When Harold Kobliner was diagnosed with aggressive prostate cancer in 1996, he was determined to do whatever it took to beat the disease. The Long Island resident received radiation treatment at Memorial Sloan-Kettering Cancer Center in Manhattan and went into remission. But a year later, the cancer spread to his bones -- typically a death sentence. The medication that saved his life, according to Kobliner and his oncologist, Dr. Howard I. Scher, was Taxol, a chemotherapy approved for use against ovarian and breast cancer. "When your life is at stake, you want to have the most cutting-edge treatment," says Kobliner, now 74 and still cancer-free.
In the cancer world, cutting edge commonly means unapproved. Most cancer drugs win marketing approval for only one type or stage of the disease, but they are often effective against other tumors. Consequently, oncologists frequently experiment with so-called off-label treatments -- using drugs that were approved for another type of cancer. Such prescriptions are legal and so common that a 1997 survey of oncologists by the American Cancer Society found that 60% prescribed drugs off-label.
In an ill-conceived cost-containment maneuver, U.S. health authorities are considering slapping constraints on this treatment strategy, which has not only saved patients but also greatly expanded doctors' understanding of how cancer drugs work. The Centers for Medicare & Medicaid Services (CMMS) is mulling a policy change that would allow it to end automatic reimbursements for off-label uses of four expensive cancer drugs.

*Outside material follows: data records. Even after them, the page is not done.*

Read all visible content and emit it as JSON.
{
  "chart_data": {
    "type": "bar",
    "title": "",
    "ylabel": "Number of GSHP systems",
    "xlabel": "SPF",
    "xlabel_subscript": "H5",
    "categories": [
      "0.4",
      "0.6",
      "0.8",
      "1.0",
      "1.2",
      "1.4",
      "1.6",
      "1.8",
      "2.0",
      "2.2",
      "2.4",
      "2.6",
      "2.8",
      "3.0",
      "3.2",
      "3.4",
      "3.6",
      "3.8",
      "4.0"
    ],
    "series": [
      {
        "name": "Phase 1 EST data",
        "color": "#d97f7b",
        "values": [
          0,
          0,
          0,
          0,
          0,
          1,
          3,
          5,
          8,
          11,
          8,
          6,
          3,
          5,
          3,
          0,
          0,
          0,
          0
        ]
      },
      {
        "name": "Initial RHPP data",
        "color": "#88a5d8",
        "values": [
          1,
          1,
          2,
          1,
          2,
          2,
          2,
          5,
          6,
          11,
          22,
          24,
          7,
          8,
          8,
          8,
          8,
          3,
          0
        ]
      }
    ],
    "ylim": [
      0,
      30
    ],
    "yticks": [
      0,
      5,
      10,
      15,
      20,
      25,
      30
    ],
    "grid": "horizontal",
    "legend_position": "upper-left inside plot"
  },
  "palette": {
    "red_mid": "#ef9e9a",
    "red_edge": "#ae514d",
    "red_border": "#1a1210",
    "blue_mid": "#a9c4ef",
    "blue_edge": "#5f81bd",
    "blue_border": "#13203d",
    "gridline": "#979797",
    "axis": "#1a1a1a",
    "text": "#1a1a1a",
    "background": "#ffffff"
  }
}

If the change goes through, it will set a precedent that could be applied to a broad range of cancer drugs. "Many, many patients would be seriously harmed," warns Sloan-Kettering's Scher.

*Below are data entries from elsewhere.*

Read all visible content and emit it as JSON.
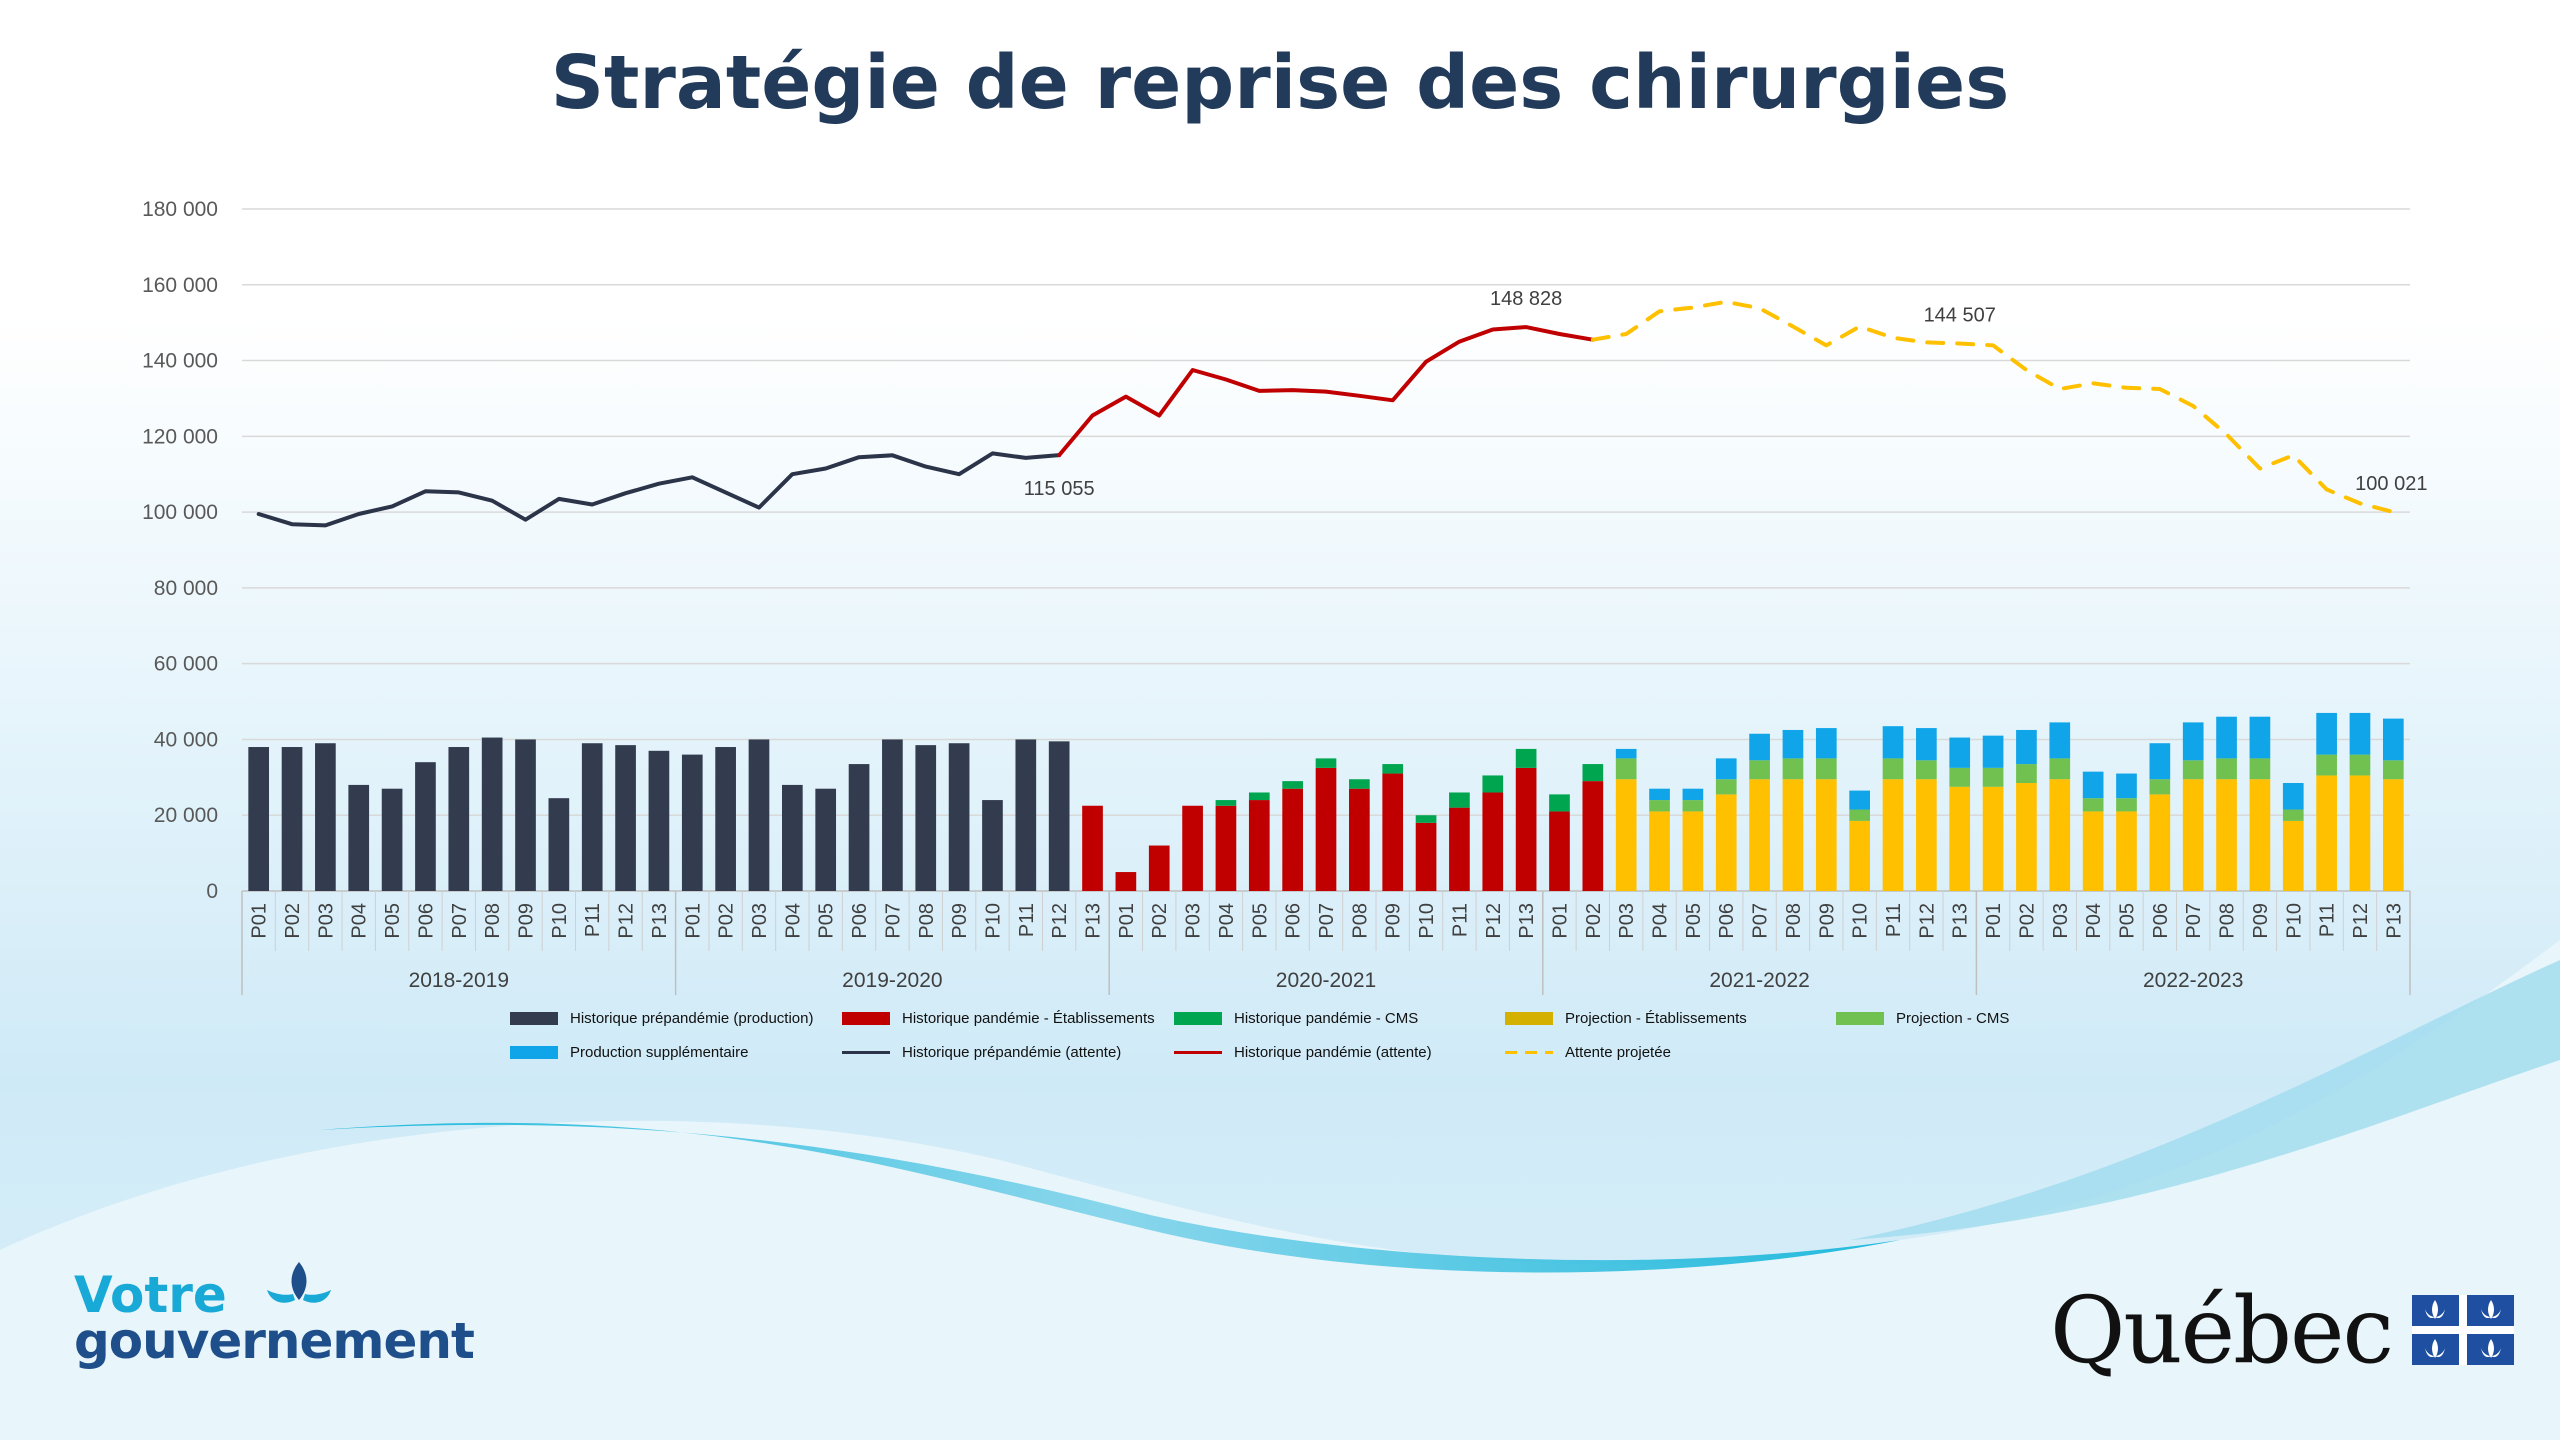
{
  "title": "Stratégie de reprise des chirurgies",
  "brand": {
    "left_line1": "Votre",
    "left_line2": "gouvernement",
    "right_word": "Québec"
  },
  "colors": {
    "pre_bar": "#323c4e",
    "pand_bar": "#c00000",
    "pand_cms": "#00a550",
    "proj_etab": "#ffc000",
    "proj_cms": "#70c150",
    "prod_supp": "#10a4e8",
    "pre_line": "#2b3448",
    "pand_line": "#c00000",
    "proj_line": "#ffc000",
    "title": "#233b5a"
  },
  "chart_data": {
    "type": "bar",
    "y_ticks": [
      "180 000",
      "160 000",
      "140 000",
      "120 000",
      "100 000",
      "80 000",
      "60 000",
      "40 000",
      "20 000",
      "0"
    ],
    "ylim": [
      0,
      180000
    ],
    "periods": [
      "P01",
      "P02",
      "P03",
      "P04",
      "P05",
      "P06",
      "P07",
      "P08",
      "P09",
      "P10",
      "P11",
      "P12",
      "P13"
    ],
    "years": [
      "2018-2019",
      "2019-2020",
      "2020-2021",
      "2021-2022",
      "2022-2023"
    ],
    "legend": [
      "Historique prépandémie (production)",
      "Historique pandémie - Établissements",
      "Historique pandémie - CMS",
      "Projection - Établissements",
      "Projection - CMS",
      "Production supplémentaire",
      "Historique prépandémie (attente)",
      "Historique pandémie (attente)",
      "Attente projetée"
    ],
    "series": [
      {
        "name": "Historique prépandémie (production)",
        "values": [
          38000,
          38000,
          39000,
          28000,
          27000,
          34000,
          38000,
          40500,
          40000,
          24500,
          39000,
          38500,
          37000,
          36000,
          38000,
          40000,
          28000,
          27000,
          33500,
          40000,
          38500,
          39000,
          24000,
          40000,
          39500,
          null,
          null,
          null,
          null,
          null,
          null,
          null,
          null,
          null,
          null,
          null,
          null,
          null,
          null,
          null,
          null,
          null,
          null,
          null,
          null,
          null,
          null,
          null,
          null,
          null,
          null,
          null,
          null,
          null,
          null,
          null,
          null,
          null,
          null,
          null,
          null,
          null,
          null,
          null,
          null
        ]
      },
      {
        "name": "Historique pandémie - Établissements",
        "values": [
          null,
          null,
          null,
          null,
          null,
          null,
          null,
          null,
          null,
          null,
          null,
          null,
          null,
          null,
          null,
          null,
          null,
          null,
          null,
          null,
          null,
          null,
          null,
          null,
          null,
          22500,
          5000,
          12000,
          22500,
          22500,
          24000,
          27000,
          32500,
          27000,
          31000,
          18000,
          22000,
          26000,
          32500,
          21000,
          29000,
          null,
          null,
          null,
          null,
          null,
          null,
          null,
          null,
          null,
          null,
          null,
          null,
          null,
          null,
          null,
          null,
          null,
          null,
          null,
          null,
          null,
          null,
          null,
          null
        ]
      },
      {
        "name": "Historique pandémie - CMS",
        "values": [
          null,
          null,
          null,
          null,
          null,
          null,
          null,
          null,
          null,
          null,
          null,
          null,
          null,
          null,
          null,
          null,
          null,
          null,
          null,
          null,
          null,
          null,
          null,
          null,
          null,
          0,
          0,
          0,
          0,
          1500,
          2000,
          2000,
          2500,
          2500,
          2500,
          2000,
          4000,
          4500,
          5000,
          4500,
          4500,
          null,
          null,
          null,
          null,
          null,
          null,
          null,
          null,
          null,
          null,
          null,
          null,
          null,
          null,
          null,
          null,
          null,
          null,
          null,
          null,
          null,
          null,
          null,
          null
        ]
      },
      {
        "name": "Projection - Établissements",
        "values": [
          null,
          null,
          null,
          null,
          null,
          null,
          null,
          null,
          null,
          null,
          null,
          null,
          null,
          null,
          null,
          null,
          null,
          null,
          null,
          null,
          null,
          null,
          null,
          null,
          null,
          null,
          null,
          null,
          null,
          null,
          null,
          null,
          null,
          null,
          null,
          null,
          null,
          null,
          null,
          null,
          null,
          29500,
          21000,
          21000,
          25500,
          29500,
          29500,
          29500,
          18500,
          29500,
          29500,
          27500,
          27500,
          28500,
          29500,
          21000,
          21000,
          25500,
          29500,
          29500,
          29500,
          18500,
          30500,
          30500,
          29500
        ]
      },
      {
        "name": "Projection - CMS",
        "values": [
          null,
          null,
          null,
          null,
          null,
          null,
          null,
          null,
          null,
          null,
          null,
          null,
          null,
          null,
          null,
          null,
          null,
          null,
          null,
          null,
          null,
          null,
          null,
          null,
          null,
          null,
          null,
          null,
          null,
          null,
          null,
          null,
          null,
          null,
          null,
          null,
          null,
          null,
          null,
          null,
          null,
          5500,
          3000,
          3000,
          4000,
          5000,
          5500,
          5500,
          3000,
          5500,
          5000,
          5000,
          5000,
          5000,
          5500,
          3500,
          3500,
          4000,
          5000,
          5500,
          5500,
          3000,
          5500,
          5500,
          5000
        ]
      },
      {
        "name": "Production supplémentaire",
        "values": [
          null,
          null,
          null,
          null,
          null,
          null,
          null,
          null,
          null,
          null,
          null,
          null,
          null,
          null,
          null,
          null,
          null,
          null,
          null,
          null,
          null,
          null,
          null,
          null,
          null,
          null,
          null,
          null,
          null,
          null,
          null,
          null,
          null,
          null,
          null,
          null,
          null,
          null,
          null,
          null,
          null,
          2500,
          3000,
          3000,
          5500,
          7000,
          7500,
          8000,
          5000,
          8500,
          8500,
          8000,
          8500,
          9000,
          9500,
          7000,
          6500,
          9500,
          10000,
          11000,
          11000,
          7000,
          11000,
          11000,
          11000
        ]
      },
      {
        "name": "Historique prépandémie (attente)",
        "values": [
          99500,
          96800,
          96500,
          99500,
          101500,
          105500,
          105200,
          103000,
          98000,
          103500,
          102000,
          105000,
          107500,
          109200,
          105200,
          101200,
          110000,
          111500,
          114500,
          115000,
          112000,
          110000,
          115500,
          114300,
          115055,
          null,
          null,
          null,
          null,
          null,
          null,
          null,
          null,
          null,
          null,
          null,
          null,
          null,
          null,
          null,
          null,
          null,
          null,
          null,
          null,
          null,
          null,
          null,
          null,
          null,
          null,
          null,
          null,
          null,
          null,
          null,
          null,
          null,
          null,
          null,
          null,
          null,
          null,
          null,
          null
        ]
      },
      {
        "name": "Historique pandémie (attente)",
        "values": [
          null,
          null,
          null,
          null,
          null,
          null,
          null,
          null,
          null,
          null,
          null,
          null,
          null,
          null,
          null,
          null,
          null,
          null,
          null,
          null,
          null,
          null,
          null,
          null,
          115055,
          125500,
          130500,
          125500,
          137500,
          135000,
          132000,
          132200,
          131800,
          130700,
          129500,
          139700,
          145000,
          148200,
          148828,
          147000,
          145500,
          null,
          null,
          null,
          null,
          null,
          null,
          null,
          null,
          null,
          null,
          null,
          null,
          null,
          null,
          null,
          null,
          null,
          null,
          null,
          null,
          null,
          null,
          null,
          null
        ]
      },
      {
        "name": "Attente projetée",
        "values": [
          null,
          null,
          null,
          null,
          null,
          null,
          null,
          null,
          null,
          null,
          null,
          null,
          null,
          null,
          null,
          null,
          null,
          null,
          null,
          null,
          null,
          null,
          null,
          null,
          null,
          null,
          null,
          null,
          null,
          null,
          null,
          null,
          null,
          null,
          null,
          null,
          null,
          null,
          null,
          null,
          145500,
          147000,
          153000,
          154000,
          155500,
          153800,
          149000,
          144000,
          149000,
          146000,
          144800,
          144507,
          144000,
          137500,
          132500,
          134000,
          132800,
          132500,
          128000,
          120500,
          111500,
          115000,
          106000,
          102300,
          100021
        ]
      }
    ],
    "annotations": [
      {
        "text": "115 055",
        "index": 24,
        "value": 115055,
        "pos": "below"
      },
      {
        "text": "148 828",
        "index": 38,
        "value": 148828,
        "pos": "above"
      },
      {
        "text": "144 507",
        "index": 51,
        "value": 144507,
        "pos": "above"
      },
      {
        "text": "100 021",
        "index": 64,
        "value": 100021,
        "pos": "above"
      }
    ]
  }
}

To be fair, Medicare is struggling with the need to ration its dollars in an era of runaway health-care inflation, and some novel cancer drugs carry sky-high price tags. Two of the drugs under review, Zevalin from Biogen Idec (BIIB ) and Bexxar from Corixa (CRXA ) and GlaxoSmithKline (GSK ), are radically new treatments for advanced non-Hodgkin's lymphoma, a disease that strikes about 53,000 Americans each year. Each costs more than $22,000 for a one-time dose. The other two, Pfizer Inc.'s (PFE ) Camptosar and Eloxatin from Sanofi-Synthélabo (SNY ), are both for advanced colon cancer -- of which there are 106,000 new cases every year. Each of these drugs costs about $3,000 for a course of treatment.

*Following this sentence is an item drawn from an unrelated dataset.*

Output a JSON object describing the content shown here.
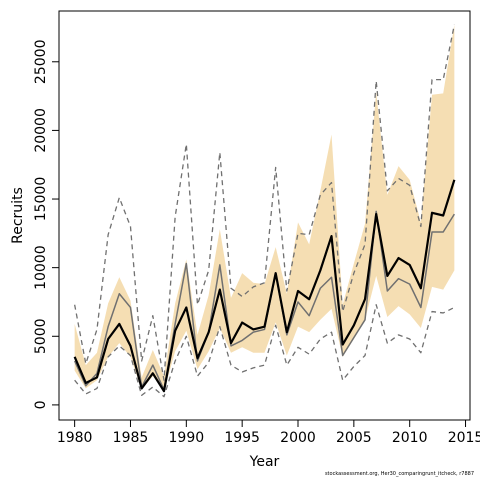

Historically, Medicare allowed reimbursement for most off-label uses of all drugs under its purview, says Dr. Sean R. Tunis, chief medical officer at CMMS. "That practice wasn't a problem when drugs cost $100 to $150 per patient, but it's another thing when they are $3,000 to $4,000 per patient," he says.
Yet oncologists argue that their ability to practice good medicine would be severely hampered if they were restricted to approved uses. There are a number of studies, for example, showing that both Camptosar and Eloxatin can be effective against some of the deadliest forms of lung cancer. If the proposed Medicare changes went through, doctors could still appeal to Medicare for reimbursement, but that process could take months -- time that few lung cancer patients can spare.
Right now, the CMMS says it's willing to consider alternatives. To continue its review, the agency delayed a decision on reimbursement changes that was due at the end of January. Oncologists argue that Medicare should change the framework for the debate. "A disease that happens to be expensive should not be singled out for cost-containment measures for that reason only," says Deborah Y. Kamin, senior director for cancer policy at the American Society of Clinical Oncology.
Cancer is not the reason health-care spending is out of control. Broader use of generic drugs, an emphasis on disease prevention, reducing obesity and smoking, and coverage of the uninsured would all result in greater savings than a decree that cancer victims can't have life-saving medicines only because they cost a lot.